La RADIOTERAPIA DI PRECISIONE è stata affrontata da Roberto Orecchia, Direttore Scientifico IEO. 
“La radioterapia italiana è in continua evoluzione. Anche nell’anno del Covid, il 2020, l’attività è stata costante. In una indagine a cura della Associazione Italiana di Radioterapia condotta in oltre 100 centri, con oltre 100.000 pazienti trattati, è emerso che la radioterapia è stata la terapia di scelta ed esclusiva per oltre 15.000 pazienti, dei quali il 50% erano tumori della prostata, sostituendosi alla chirurgia. Le nuove tecnologie sono sempre di più utilizzate, e consentono trattamenti selettivi e circoscritti. Accanto agli oltre 430 acceleratori lineari operativi, sono sempre più disponibili apparecchiature speciali, quali quelle per radiochirurgia, oltre 20 nel nostro Paese. Accanto ai progressi nelle tecniche, si sta imponendo un nuovo concetto, quello della Radioterapia di Precisione e Personalizzata, che tiene conto della biologia, a partire dai marker genomici alle indagini di diagnostica per immagini che grazie a nuovi traccianti e sequenze multiparametriche, sono in grado di caratterizzare sempre di più i profili molecolari non solo della malattia, ma anche del paziente”.
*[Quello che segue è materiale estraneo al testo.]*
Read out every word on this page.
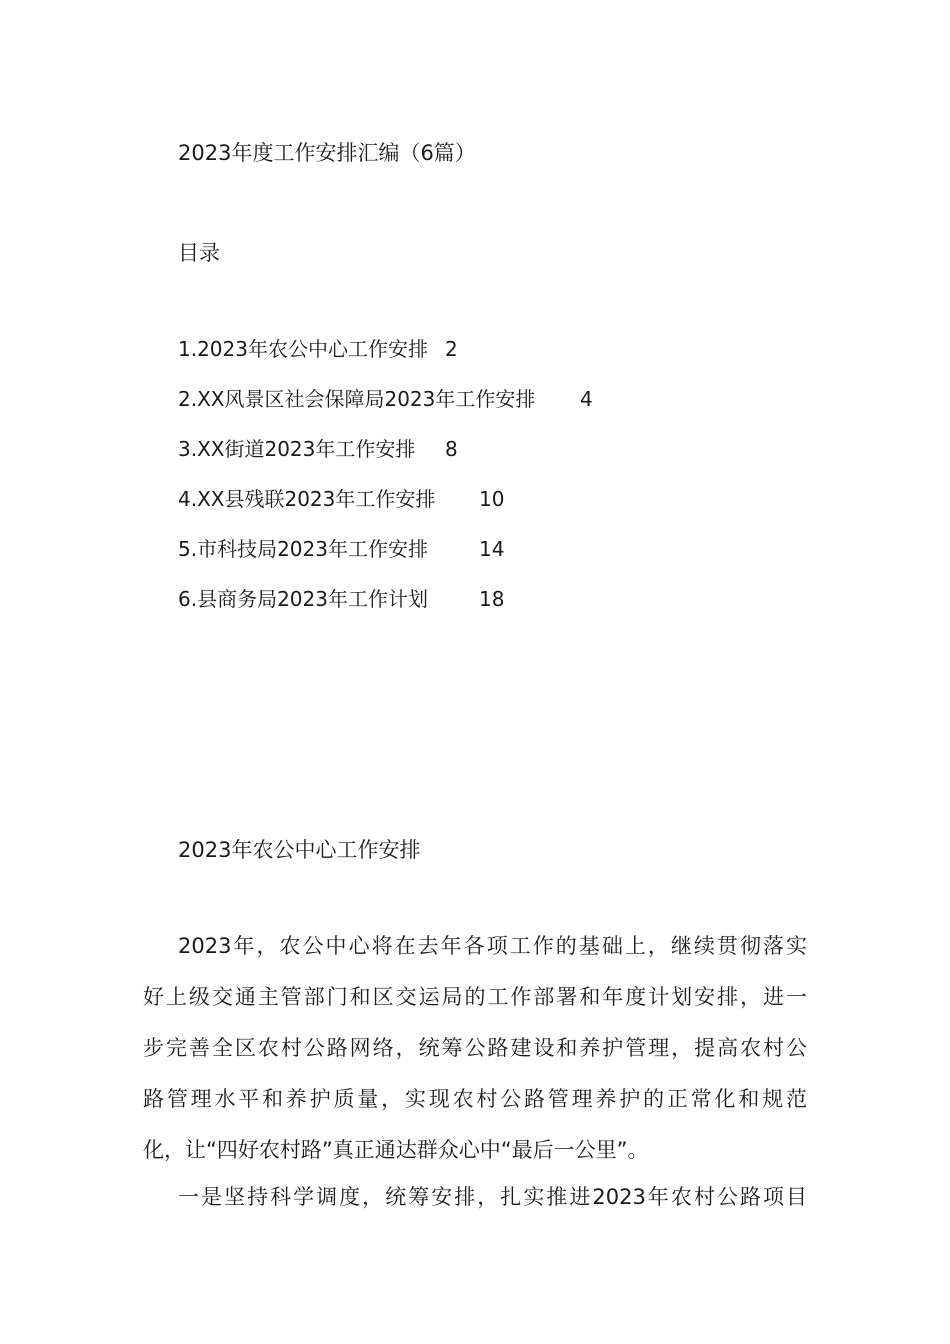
2023年度工作安排汇编（6篇）
目录
1.2023年农公中心工作安排 2
2.XX风景区社会保障局2023年工作安排 4
3.XX街道2023年工作安排 8
4.XX县残联2023年工作安排 10
5.市科技局2023年工作安排	14
6.县商务局2023年工作计划	18
2023年农公中心工作安排
2023年，农公中心将在去年各项工作的基础上，继续贯彻落实
好上级交通主管部门和区交运局的工作部署和年度计划安排，进一
步完善全区农村公路网络，统筹公路建设和养护管理，提高农村公
路管理水平和养护质量，实现农村公路管理养护的正常化和规范
化，让“四好农村路”真正通达群众心中“最后一公里”。
一是坚持科学调度，统筹安排，扎实推进2023年农村公路项目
Lorenzo Livi, Direttore Radioterapia Azienda Ospedaliero-Universitaria Careggi ha così puntualizzato: “La radioterapia ormai è diventata un farmaco. Quello che manca è forse un’integrazione con l’oncologia medica. Questo è un limite che le nostre due professionalità devono superare. È ora di disegnare il futuro. C’è bisogno di coinvolgere tutte una rete e tutto un territorio”.

Così Barbara Alicja Jereczek, Direttore Radioterapia Istituto Europeo di Oncologia Milano: “Stiamo assistendo a scenari nuovi, dove la radioterapia ha enormi potenzialità. Va vista come una linea in più a disposizione dei nostri pazienti con malattia avanzata”.

Sulla realtà attuale e futura dei COMPANION TEST è intervenuto Mario Airoldi, Direttore S.C. Oncologia Medica 2 Città della Salute e della Scienza di Torino.
“Un companion diagnostic (CD) è quasi sempre un test in vitro che fornisce informazioni che sono fondamentali per garantire sicurezza ed efficacia di un farmaco. Il CD può identificare: 1) i pazienti che maggiormente si giovano di un farmaco; 2) i pazienti a maggior rischio di eventi tossici; 3) un sistema di monitorizzazione delle risposte al trattamento con l’obiettivo di massimizzare le risposte riducendo gli eventi tossici severi. Il CD può essere sviluppato in qualunque momento della valutazione preliminare di un farmaco ma una volta identificato deve essere inserito nei trials clinici con indicazione di un chiaro cut-off. L’evoluzione che porta a disegnare un farmaco sulla scorta delle alterazioni genetiche privilegia le tecnologie NGS come base per indicare CD dei nuovi farmaci. Questa evoluzione determina anche la necessità di poter disporre di laboratori ad elevata tecnologia e con adeguata certificazione al fine di garantire la qualità del CD stesso”.   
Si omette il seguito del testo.